Os autarcas encararam com naturalidade a regionalização – na qual muitos poderiam ver uma ameaça aos municípios – e jogaram o jogo das Comunidades Urbanas lançadas pelo anterior Governo. Tanto as Comunidades Urbanas em gestação, como as regiões, previstas e derrotadas – talvez apenas provisoriamente – são um estrato intermédio entre o Governo e o nível municipal.

Os autarcas sabem que deverá existir um estrato intermédio entre o Governo que age na arena mundial e aqueles que tem que fazer frente às necessidades mais comezinhas de qualquer cidadão, desde o fornecimento da água ao aquecimento dos jardins de infância.
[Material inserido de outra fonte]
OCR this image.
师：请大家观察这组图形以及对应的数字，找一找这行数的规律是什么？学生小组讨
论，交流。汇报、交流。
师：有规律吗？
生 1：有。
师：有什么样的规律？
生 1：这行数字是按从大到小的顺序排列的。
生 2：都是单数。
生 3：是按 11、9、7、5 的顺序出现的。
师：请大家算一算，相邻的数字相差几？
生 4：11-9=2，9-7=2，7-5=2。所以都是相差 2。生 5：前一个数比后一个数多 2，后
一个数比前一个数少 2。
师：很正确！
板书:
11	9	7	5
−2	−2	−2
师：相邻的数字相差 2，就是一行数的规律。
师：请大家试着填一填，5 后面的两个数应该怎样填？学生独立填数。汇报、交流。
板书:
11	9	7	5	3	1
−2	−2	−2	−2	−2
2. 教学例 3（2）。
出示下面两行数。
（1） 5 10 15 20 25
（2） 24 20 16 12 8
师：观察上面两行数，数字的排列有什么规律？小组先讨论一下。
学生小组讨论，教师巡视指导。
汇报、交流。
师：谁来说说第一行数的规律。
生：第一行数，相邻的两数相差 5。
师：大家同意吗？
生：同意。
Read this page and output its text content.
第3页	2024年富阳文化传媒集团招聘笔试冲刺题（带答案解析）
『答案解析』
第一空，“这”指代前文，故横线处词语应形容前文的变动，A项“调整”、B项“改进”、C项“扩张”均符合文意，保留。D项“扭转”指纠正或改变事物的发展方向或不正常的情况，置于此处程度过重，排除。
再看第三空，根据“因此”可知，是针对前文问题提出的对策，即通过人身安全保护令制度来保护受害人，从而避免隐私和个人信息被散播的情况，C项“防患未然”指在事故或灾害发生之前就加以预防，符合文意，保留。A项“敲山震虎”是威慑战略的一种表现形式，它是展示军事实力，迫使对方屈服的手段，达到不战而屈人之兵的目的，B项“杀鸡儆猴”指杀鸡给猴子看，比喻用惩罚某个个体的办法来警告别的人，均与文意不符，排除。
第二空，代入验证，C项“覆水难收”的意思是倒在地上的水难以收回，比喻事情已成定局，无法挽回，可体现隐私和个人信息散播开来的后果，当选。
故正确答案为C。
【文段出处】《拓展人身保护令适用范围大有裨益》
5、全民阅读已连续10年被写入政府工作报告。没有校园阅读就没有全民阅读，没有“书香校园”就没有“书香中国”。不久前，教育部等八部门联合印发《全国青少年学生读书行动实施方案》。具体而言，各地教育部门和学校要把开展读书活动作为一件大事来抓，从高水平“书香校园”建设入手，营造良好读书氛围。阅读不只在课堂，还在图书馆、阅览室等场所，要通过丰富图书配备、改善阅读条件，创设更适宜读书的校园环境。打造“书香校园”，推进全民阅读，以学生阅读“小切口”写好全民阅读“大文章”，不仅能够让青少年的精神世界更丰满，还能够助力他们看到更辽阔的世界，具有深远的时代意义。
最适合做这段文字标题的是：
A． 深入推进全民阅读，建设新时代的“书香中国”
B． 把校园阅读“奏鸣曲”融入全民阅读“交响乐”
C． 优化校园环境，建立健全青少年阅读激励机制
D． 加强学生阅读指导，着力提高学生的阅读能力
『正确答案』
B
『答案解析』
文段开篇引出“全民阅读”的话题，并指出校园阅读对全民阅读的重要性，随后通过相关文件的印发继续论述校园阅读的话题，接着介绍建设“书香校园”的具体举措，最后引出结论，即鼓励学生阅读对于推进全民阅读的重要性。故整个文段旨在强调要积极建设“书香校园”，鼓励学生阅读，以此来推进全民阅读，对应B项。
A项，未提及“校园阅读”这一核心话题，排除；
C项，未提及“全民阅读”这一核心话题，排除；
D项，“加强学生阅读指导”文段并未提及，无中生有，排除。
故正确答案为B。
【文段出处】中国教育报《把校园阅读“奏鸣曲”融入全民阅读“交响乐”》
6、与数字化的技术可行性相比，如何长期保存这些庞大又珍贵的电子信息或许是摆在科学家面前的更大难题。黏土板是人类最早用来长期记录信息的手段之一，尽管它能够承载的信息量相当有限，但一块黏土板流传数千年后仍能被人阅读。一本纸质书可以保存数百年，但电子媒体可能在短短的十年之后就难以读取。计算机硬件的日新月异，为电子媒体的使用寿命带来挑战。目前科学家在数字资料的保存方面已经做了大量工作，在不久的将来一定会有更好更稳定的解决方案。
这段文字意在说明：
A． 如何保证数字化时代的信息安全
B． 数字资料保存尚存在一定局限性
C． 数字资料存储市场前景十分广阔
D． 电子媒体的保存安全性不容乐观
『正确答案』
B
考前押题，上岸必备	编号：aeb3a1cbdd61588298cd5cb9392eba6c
Competindo à maioria propor na Assembleia da República a exacta configuração desses corpos intermédios, sejam eles os actuais ou outros, os autarcas não têm deixado de ir impondo novas escalas de acção administrativa, adequadas às exigências dos tempos.

Aliás, em certas situações, a iniciativa privada, em contacto com os municípios está já a criar esse mesoescalão da administração da comunidade portuguesa.

Todos conhecem o que está por exemplo a ocorrer no centro do País. Associações de empresários e autarquias locais estão a dotar-se de instrumentos para afirmarem a sua presença e a sua competitividade em Portugal e sobretudo no estrangeiro.

Este mesoescalão é necessário para assegurar a competitividade das cidades portuguesas, como propus em diversas intervenções ao longo dos meus mandatos.

Os autarcas portugueses são sensíveis a esta necessidade de concorrência peninsular, europeia e mundial.
Sabem que têm hoje que concretizar esse aumento da nossa capacidade competitiva do mesmo passo que favorecem a integração em Portugal e na República de antigas e de novas vagas de imigrantes.

Estas novas exigências correspondem a novas dificuldades. Essas dificuldades condensam-se na questão financeira.

Tenho defendido a necessidade de reforma da lei das finanças locais. Em Junho do ano passado, afirmei ser necessário, nesta matéria de finanças locais, "responsabilizar politicamente mais os autarcas, assegurar melhor a equidade e a coesão territorial e garantir com mais segurança o controlo e a sustentabilidade das finanças públicas".

É uma pecha, que nos vem dos tempos da centralização, que os Governos olhem os autarcas como executores de decisões suas ou, quando menos, como objecto de uma «tutela de mérito» operada pela burocracia estatal – tutela que sempre condenei.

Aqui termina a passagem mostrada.